Le 4 novembre 2025, devant les représentants de la Plateforme française automobile (PFA), Stéphane Séjourné, vice-président de la Commission européenne chargé de l’industrie, a assuré qu’une partie de la stratégie industrielle européenne devait désormais résider dans la (re)construction de capacités de production européennes. Cette déclaration témoigne de la prise de conscience, au plus haut niveau, de l’importance vitale de l’industrie automobile pour la souveraineté économique et la transition écologique de l’Union.

Aujourd’hui encore, l’industrie automobile est un pilier stratégique de l’économie européenne. Elle pèse plus de 13 millions d’emplois directs et indirects répartis dans des domaines variés, de l’ingénierie à la sous-traitance. À elle seule, elle représente plus de 10 % des emplois manufacturiers européens et est présente dans de nombreuses régions, de la Pologne à l’Espagne en passant par l’Italie et l’Allemagne. Elle constitue également un moteur d’innovation de premier plan, puisque près de 30 % de la recherche et développement (R&D) privée européenne se concentre dans ce secteur. Préserver cette filière, c’est donc préserver un socle industriel, technologique et humain essentiel à la prospérité de l’Europe.

Cela ne signifie pas pour autant qu’il faille renoncer à la transition écologique, bien au contraire. Les objectifs européens en la matière, à savoir la neutralité carbone d’ici 2050 et une réduction de 55 % des émissions de gaz à effet de serre d’ici 2030, doivent être atteints. Cependant, pour y parvenir, la stratégie européenne doit rester pragmatique, en adoptant une approche technologiquement neutre et économiquement réaliste.


L’électrification des véhicules est un levier central, mais ne peut être la seule solution. Elle doit être complétée par le développement d’autres solutions, telles que les carburants de synthèse, les biocarburants avancés, le diesel renouvelable, l’hydrogène ou la conversion des véhicules existants. Cette diversité technologique, rendue possible par la recherche européenne, est l’un de nos meilleurs atouts pour opérer la transition avec l’industrie, et non contre elle.
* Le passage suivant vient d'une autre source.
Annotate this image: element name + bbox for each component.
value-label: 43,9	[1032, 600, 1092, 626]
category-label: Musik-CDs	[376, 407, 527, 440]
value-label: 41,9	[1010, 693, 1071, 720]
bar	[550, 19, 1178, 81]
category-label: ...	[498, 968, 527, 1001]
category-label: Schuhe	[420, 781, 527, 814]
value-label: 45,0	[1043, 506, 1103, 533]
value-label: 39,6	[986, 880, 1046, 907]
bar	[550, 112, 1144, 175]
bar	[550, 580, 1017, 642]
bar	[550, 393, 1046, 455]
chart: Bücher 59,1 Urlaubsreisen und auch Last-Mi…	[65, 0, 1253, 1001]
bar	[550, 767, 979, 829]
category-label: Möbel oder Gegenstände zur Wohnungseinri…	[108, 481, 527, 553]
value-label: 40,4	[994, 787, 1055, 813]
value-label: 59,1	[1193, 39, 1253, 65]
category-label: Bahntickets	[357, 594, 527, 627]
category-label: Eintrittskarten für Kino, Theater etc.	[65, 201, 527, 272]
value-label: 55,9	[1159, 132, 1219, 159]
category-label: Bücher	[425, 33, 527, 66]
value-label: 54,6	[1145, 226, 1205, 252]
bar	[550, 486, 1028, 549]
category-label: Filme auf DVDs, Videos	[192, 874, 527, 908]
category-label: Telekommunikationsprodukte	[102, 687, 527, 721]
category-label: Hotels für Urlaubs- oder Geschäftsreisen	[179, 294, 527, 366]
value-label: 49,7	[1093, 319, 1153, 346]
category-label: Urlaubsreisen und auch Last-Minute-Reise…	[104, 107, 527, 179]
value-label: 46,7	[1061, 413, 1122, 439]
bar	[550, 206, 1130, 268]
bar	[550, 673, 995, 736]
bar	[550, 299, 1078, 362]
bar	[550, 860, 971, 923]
Pourtant, l’industrie automobile européenne est confrontée à des défis majeurs.

La transition vers le véhicule électrique bouleverse en profondeur les chaînes de production et rend l’Europe dépendante de composants produits en dehors du continent, notamment les batteries, les semi-conducteurs et les métaux critiques. À cela s’ajoute une multiplication des normes techniques et environnementales, souvent mouvantes et fragmentées, qui complexifient l’activité des constructeurs et détournent une part croissante de leurs budgets de l’innovation vers la conformité.

Parallèlement, l’Europe est confrontée à la concurrence agressive de constructeurs chinois et américains, capables de produire plus rapidement et à moindre coût grâce à des chaînes d’approvisionnement intégrées et à des soutiens publics massifs.

Il ne suffit donc plus de « tenir » la filière automobile : il faut la reconstruire dans la durée, autour de trois piliers clés.


Il faut d’abord relocaliser les chaînes de valeur critiques, en développant une filière européenne des batteries, des métaux et du recyclage. Cela implique de sécuriser l’accès aux matières premières, d’exploiter de manière responsable les gisements européens et d’investir massivement dans le recyclage des composants stratégiques afin d’assurer un approvisionnement local et souverain.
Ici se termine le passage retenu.